Jimi Heselden (1948-2010). Zwei Räder, senkrechte Lenkstange, kleine Plattform zum Draufstehen. Ob das Segway ein topmodernes oder eher peinliches Fortbewegungsmittel ist, wird schon kurz nach Markteinführung im Jahr 2001 kontrovers diskutiert.

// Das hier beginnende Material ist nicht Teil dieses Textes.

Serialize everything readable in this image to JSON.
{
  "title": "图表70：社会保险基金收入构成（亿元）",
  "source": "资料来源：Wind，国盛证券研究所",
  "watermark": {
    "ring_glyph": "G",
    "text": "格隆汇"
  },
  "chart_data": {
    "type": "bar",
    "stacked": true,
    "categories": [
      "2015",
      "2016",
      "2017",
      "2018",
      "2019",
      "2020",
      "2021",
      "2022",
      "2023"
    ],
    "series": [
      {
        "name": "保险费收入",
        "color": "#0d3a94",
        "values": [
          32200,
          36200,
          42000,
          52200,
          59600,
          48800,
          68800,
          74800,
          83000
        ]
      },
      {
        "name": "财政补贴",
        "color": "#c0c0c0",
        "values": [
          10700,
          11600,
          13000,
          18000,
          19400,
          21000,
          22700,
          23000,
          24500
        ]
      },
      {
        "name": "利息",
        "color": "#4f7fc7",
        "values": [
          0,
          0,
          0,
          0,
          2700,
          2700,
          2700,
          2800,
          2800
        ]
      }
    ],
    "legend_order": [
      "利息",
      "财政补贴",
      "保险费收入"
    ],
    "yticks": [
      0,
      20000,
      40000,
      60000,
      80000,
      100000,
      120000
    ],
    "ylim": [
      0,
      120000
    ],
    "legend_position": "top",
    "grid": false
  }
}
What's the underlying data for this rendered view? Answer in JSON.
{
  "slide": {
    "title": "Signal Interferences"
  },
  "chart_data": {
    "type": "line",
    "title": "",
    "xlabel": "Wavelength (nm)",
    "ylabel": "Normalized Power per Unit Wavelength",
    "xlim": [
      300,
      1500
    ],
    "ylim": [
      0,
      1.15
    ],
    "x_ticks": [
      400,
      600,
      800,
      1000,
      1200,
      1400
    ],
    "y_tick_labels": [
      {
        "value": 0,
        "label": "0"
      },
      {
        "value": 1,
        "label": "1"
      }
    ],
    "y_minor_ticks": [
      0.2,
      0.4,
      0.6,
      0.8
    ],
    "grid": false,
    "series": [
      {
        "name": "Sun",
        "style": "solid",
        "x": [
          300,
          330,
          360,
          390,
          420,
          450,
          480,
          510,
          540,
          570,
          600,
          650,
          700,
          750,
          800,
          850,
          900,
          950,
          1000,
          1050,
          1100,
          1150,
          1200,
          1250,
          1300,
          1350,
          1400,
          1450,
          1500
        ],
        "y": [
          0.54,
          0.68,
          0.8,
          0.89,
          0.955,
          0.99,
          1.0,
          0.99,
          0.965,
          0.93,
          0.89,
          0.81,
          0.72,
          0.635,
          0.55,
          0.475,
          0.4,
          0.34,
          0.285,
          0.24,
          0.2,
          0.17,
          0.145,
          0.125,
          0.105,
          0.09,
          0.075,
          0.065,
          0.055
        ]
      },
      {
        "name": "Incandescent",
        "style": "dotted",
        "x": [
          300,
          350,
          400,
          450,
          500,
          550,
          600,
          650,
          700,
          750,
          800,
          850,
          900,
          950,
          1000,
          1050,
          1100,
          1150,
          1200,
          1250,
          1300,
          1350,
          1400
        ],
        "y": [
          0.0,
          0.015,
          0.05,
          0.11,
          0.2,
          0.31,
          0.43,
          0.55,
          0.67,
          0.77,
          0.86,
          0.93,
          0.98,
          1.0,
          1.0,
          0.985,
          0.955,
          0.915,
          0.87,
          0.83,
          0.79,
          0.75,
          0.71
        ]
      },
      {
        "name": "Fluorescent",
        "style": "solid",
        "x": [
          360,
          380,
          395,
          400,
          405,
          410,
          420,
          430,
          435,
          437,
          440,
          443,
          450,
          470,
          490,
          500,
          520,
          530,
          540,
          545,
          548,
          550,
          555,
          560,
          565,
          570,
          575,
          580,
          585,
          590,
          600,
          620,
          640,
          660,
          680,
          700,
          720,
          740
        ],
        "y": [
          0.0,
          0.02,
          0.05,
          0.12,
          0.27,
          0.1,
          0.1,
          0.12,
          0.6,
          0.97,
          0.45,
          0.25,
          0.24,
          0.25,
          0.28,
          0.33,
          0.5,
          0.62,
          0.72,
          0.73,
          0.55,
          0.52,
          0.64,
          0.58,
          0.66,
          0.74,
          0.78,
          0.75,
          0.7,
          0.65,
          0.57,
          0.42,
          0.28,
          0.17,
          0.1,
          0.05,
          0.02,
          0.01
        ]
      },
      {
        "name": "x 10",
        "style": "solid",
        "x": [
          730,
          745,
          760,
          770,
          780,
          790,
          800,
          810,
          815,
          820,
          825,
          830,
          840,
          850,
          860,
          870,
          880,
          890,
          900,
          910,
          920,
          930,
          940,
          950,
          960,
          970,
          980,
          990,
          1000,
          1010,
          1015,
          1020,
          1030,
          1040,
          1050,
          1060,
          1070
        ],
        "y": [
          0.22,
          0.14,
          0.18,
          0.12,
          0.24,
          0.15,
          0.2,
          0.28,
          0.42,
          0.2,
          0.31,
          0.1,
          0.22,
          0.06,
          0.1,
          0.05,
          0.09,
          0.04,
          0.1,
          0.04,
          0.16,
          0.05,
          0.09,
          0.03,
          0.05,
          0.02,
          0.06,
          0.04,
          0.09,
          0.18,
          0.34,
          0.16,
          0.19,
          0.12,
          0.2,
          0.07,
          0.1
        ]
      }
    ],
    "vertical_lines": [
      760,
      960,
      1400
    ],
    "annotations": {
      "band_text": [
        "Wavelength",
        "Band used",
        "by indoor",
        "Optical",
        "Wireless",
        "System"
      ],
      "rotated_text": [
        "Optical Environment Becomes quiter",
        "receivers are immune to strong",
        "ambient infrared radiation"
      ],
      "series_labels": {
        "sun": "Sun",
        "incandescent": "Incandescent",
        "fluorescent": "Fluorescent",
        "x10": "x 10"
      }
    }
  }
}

Gegen Ende der Nullerjahre sieht man die elektrobetriebenen Geräte auch auf deutschen Straßen vermehrt, in Berlin kommen sie vor allem bei geführten Touristentouren zum Einsatz, anderswo werden sie auch von Polizei und Ordnungsamt benutzt. Dies soll erst der Anfang sein: Jimi Heselden, britischer Unternehmer und Multimillionär, möchte das Segway zum Massenprodukt machen. Als Besitzer der Herstellerfirma „Segway Inc.“ verwendet er das Gerät, das sich ausschließlich durch Gewichtsverlagerung steuern lässt, auch privat. Am 26. September 2010, es ist Sonntagvormittag, ist Heselden in seiner Heimat West Yorkshire unterwegs. Unweit seines Wohnhauses rollt er einen unebenen, schmalen Weg am Rand eines Steilhangs entlang. Dabei verliert er die Kontrolle und stürzt 13 Meter in die Tiefe. Seine Leiche wird später in einem Flussbett gefunden, der Gerichtsmediziner stellt Verletzungen an Brustkorb und Wirbelsäule fest. Ermittler rekonstruieren den Unglückshergang: Offenbar kam dem 62-Jährigen auf seiner Fahrt ein Spaziergänger mit Hund entgegen. Aus Höflichkeit habe Heselden den Fremden passieren lassen wollen und deshalb, auch das kann ein Segway, ein Stück zurückgesetzt. Leider zu weit. Einen Technikfehler schließen die Ermittler aus.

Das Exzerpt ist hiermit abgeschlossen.